Таким образом, человек всегда подсматривает за кем-то, даже если этот «кто-то» — он сам. В искусстве мы всегда имеем дело с актом подобного вуайеризма. Зритель оказывается идеальным средоточием всех точек зрения, метафизической замочной скважиной. Не тем, кто подглядывает, а тем, через что подглядывает его Другой.

Игра в вуайеризм уже присутствовала в ранней эротической фотографии. Таковы гринберговские «Ню»1920-х гг. с женщиной в дымке на берегу озера; со склонившейся в камышах женщиной. Заимствования из живописи здесь очевидны, но фотография оказалась способной создавать иллюзии достоверного и случайного подглядывания. Работа с моделями, которые как бы не видят фотографа, продолжалась весь ХХ в. В работе Йена МакКелла «Трое в лодке» (1997) «случайный» порыв ветра позволил третьему, отсутствующему в кадре персонажу заглянуть под юбки. Без-искусственность доведена до совершенства в его же «Закусочной» (1996), где юная буфетчица в мимолетно распахнувшемся халате, невольно приоткрытым ртом, «случайно» взглянула в объектив. В работе Джеффа Дюна «Замок Бретей. Долина Косуль» (1979) дама поправляет чулки. Модель здесь удалена, лицо скрыто полями шляпы.

Как заметила Елена Петровская, «…мое тело принадлежит другим. Другие располагают образом моего тела, и в этом мое тело и состоит» . Мы всегда даже собственное тело интерпретируем как чужое и смотрим в зеркало, чтобы увидеть там «кого-то». И, наоборот, подглядывая за Другим, мы всегда видим частичку себя. А любое восприятие себя — «…это непрерывный опыт другого…» .

Таким образом, наблюдатель фотографии всегда наслаждается собственной телесностью. Фотография лишь дает ему фантазматические инструкции. Она и есть воплощение Другого зрителя, безотносительно к тому, что на ней изображено. И этот Другой всегда наблюдает зрителя, как консервная банка наблюдала плывущего в лодке юного Жака Лакана . Только через нее и возможно наблюдать собственный бессознательный образ.

 

Инсталляция пустоты

Процесс «засасывания» зрителя в эти символические разрывы лишает его всякой способности понимания. Но даже наше непонимание эротической фотографии — телесно, потому что «непонимание — это, прежде всего, проблема тела, а не проблема сознания или недостатка знаний. Мы не понимаем текст потому, что не можем на первых порах установить с ним адекватную телесную коммуникацию, не можем войти в новое воображаемое пространство…» . В этой ситуации зритель не рассуждает, не-мыслит, потому что мышлению вообще нет места в иллюзорном мире воображаемого: «В любое из мгновений чтения я принадлежу читаемому вне всякой опоры на понимательные процедуры: читаю — не мыслю» . Невозможно понимать то, что задействовано в процессе наслаждения. Так что непонимание — это условие существования этого разрыва между символическим и реальным.

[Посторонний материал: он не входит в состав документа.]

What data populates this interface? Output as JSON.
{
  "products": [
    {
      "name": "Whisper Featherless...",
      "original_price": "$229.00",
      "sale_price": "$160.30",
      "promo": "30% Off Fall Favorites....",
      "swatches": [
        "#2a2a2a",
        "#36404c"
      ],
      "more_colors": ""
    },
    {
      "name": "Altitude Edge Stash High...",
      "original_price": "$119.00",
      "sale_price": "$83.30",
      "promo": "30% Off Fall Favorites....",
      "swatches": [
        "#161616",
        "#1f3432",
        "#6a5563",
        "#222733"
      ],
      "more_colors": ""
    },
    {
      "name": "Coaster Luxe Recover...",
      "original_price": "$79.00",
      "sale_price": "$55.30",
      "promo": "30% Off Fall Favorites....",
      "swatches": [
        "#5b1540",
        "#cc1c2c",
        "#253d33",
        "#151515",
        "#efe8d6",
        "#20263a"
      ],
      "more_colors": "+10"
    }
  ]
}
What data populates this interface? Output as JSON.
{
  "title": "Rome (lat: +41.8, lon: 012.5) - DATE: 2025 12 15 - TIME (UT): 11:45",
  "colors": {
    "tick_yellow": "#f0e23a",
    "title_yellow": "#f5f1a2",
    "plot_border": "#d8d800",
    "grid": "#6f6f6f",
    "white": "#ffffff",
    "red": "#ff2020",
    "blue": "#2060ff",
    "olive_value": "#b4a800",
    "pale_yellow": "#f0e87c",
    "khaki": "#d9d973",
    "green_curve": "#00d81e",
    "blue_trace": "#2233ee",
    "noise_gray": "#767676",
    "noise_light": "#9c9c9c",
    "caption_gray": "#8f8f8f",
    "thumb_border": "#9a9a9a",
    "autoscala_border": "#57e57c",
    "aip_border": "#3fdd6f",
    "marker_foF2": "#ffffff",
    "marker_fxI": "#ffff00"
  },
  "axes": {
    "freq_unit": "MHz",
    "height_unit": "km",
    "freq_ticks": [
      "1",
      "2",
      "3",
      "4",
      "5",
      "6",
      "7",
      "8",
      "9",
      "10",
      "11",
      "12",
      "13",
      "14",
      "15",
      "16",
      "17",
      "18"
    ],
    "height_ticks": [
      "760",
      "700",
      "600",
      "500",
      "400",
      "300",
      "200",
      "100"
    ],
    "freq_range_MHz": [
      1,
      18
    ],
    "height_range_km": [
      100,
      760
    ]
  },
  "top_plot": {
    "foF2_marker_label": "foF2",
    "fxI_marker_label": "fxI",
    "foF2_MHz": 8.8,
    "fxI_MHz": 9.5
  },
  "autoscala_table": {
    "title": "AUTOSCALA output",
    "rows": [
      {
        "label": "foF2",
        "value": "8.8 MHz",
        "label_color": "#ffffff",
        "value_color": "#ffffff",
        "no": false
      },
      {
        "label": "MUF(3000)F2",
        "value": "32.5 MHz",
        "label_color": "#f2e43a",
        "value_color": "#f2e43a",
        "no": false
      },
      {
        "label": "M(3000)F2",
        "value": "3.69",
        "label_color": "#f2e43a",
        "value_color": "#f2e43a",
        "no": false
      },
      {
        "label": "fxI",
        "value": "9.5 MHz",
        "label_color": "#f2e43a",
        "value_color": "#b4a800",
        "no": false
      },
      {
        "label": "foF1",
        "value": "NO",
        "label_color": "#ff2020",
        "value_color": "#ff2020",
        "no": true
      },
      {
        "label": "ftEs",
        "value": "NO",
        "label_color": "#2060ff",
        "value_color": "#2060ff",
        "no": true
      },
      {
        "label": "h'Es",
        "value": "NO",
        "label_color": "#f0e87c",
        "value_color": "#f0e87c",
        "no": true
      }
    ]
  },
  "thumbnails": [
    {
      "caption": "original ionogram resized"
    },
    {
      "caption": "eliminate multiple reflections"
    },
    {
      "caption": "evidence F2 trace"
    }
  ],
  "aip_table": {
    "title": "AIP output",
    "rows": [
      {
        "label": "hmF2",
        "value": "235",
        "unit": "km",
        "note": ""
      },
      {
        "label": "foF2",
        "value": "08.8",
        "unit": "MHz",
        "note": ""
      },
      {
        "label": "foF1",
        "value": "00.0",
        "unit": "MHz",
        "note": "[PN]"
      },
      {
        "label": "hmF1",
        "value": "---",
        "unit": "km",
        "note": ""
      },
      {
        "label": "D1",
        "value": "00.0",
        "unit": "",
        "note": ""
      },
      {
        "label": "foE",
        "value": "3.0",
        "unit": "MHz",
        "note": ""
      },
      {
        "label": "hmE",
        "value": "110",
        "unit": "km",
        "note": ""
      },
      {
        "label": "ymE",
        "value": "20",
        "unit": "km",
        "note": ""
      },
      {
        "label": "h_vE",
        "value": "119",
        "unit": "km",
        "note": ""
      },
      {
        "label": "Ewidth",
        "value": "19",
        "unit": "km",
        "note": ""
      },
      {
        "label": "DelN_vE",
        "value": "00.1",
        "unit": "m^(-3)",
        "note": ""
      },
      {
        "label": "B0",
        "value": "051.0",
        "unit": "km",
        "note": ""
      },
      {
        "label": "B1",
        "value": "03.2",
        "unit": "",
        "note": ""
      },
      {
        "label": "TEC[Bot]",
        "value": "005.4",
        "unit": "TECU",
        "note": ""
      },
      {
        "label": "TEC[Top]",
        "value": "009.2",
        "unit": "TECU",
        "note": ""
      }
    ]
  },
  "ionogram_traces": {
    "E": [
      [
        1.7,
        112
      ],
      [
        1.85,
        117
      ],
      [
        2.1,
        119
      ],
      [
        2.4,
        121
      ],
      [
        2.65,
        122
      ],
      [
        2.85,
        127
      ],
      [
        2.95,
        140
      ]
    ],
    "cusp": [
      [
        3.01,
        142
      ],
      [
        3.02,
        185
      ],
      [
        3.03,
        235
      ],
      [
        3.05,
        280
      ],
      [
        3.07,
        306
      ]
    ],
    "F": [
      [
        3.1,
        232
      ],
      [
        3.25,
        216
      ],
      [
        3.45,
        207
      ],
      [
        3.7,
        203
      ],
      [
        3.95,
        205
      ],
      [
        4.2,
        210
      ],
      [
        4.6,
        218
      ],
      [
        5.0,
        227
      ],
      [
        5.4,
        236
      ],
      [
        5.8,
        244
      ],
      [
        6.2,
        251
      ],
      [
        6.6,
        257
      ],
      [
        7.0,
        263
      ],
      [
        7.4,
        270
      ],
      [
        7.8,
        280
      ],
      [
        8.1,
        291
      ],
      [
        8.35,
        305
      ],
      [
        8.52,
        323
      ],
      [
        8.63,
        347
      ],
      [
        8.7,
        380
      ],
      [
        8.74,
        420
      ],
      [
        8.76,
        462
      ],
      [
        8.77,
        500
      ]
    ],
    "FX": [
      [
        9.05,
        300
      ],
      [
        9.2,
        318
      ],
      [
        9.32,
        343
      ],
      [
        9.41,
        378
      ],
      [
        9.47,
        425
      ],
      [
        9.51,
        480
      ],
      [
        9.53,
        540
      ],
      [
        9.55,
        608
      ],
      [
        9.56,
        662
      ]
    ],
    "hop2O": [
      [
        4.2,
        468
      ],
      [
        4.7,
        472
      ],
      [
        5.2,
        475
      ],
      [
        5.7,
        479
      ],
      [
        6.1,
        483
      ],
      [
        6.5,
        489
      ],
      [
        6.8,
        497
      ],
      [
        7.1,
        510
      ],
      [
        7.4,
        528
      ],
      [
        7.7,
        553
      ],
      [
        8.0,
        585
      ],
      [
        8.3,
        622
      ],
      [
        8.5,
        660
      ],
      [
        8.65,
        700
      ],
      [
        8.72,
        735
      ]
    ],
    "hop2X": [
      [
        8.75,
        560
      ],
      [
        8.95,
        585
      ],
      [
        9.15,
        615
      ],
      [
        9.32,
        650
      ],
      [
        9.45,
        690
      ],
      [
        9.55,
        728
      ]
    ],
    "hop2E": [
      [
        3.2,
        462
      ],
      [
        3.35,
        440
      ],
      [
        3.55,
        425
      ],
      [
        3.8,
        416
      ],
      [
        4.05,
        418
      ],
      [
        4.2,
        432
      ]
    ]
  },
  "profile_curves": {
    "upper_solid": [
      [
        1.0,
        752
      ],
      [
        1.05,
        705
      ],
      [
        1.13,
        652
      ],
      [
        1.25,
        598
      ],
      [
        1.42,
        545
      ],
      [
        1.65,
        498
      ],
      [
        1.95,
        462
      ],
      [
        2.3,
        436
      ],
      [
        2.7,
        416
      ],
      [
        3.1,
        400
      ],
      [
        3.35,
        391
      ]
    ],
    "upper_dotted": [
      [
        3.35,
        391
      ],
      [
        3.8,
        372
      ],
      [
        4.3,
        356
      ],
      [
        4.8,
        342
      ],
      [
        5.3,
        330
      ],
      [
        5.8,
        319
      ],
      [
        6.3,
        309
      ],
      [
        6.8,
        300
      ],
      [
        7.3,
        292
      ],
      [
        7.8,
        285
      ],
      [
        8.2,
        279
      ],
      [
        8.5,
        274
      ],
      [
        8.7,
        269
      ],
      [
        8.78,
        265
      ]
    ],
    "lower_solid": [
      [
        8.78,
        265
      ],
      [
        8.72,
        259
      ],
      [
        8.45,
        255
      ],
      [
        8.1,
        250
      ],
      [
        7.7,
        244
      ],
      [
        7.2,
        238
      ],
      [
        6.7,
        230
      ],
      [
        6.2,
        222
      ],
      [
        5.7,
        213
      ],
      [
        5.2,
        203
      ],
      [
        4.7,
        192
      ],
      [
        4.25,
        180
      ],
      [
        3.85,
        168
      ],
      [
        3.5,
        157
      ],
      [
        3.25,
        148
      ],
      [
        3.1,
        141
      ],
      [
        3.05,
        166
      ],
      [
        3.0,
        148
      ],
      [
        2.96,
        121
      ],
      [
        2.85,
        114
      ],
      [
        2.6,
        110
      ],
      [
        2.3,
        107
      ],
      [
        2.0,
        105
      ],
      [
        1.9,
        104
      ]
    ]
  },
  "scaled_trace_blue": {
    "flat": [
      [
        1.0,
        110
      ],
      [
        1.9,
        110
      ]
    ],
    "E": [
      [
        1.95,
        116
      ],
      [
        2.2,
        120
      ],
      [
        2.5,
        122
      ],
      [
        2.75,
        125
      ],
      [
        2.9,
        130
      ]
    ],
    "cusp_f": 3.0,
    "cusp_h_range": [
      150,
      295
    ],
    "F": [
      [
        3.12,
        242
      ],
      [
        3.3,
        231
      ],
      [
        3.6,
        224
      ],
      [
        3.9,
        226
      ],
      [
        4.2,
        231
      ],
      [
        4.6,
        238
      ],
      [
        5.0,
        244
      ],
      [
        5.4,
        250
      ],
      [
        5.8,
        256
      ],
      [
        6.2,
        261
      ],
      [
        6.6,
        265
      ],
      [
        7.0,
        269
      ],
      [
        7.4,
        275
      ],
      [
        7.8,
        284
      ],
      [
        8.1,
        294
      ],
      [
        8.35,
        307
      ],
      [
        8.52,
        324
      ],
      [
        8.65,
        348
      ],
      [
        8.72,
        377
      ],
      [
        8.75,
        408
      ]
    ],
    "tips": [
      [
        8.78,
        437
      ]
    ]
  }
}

Получается, что не зритель познает искусство фотографии, а, наоборот, сам язык фотоискусства познает зрителя, наблюдает его, поглощает как один из своих символов. Зритель в этом языке оказывается знаком, смыслом, заполняющим этот самый пустотный разрыв. Собственно, искусство фотографии — это и есть процесс инсталлирования зрителя в эту пустоту. И условие этого инсталлирования — зрительское непонимание. Если зритель отрефлексировал, осознал бессмысленность этой пустоты — его уже не могут привлекать все эти «туманные дымки», «розовые дали» и «неозаренные плеча».

Реальность существует только по ту сторону фотографии. Именно к ней движется зритель в этом разрыве. Ужас этой «запредельной» реальности недостижим и неосознаваем. Это место обитания любви и смерти. Это хайдеггеровское «прямое Ничто» . Так что вовсе не красота спасает мир. Красота — это пустота, заполненная фантазмами зрителя. Наоборот, убогость нашего символического мира, где нет места ни любви, ни смерти, и спасает красоту обнаженной женской натуры.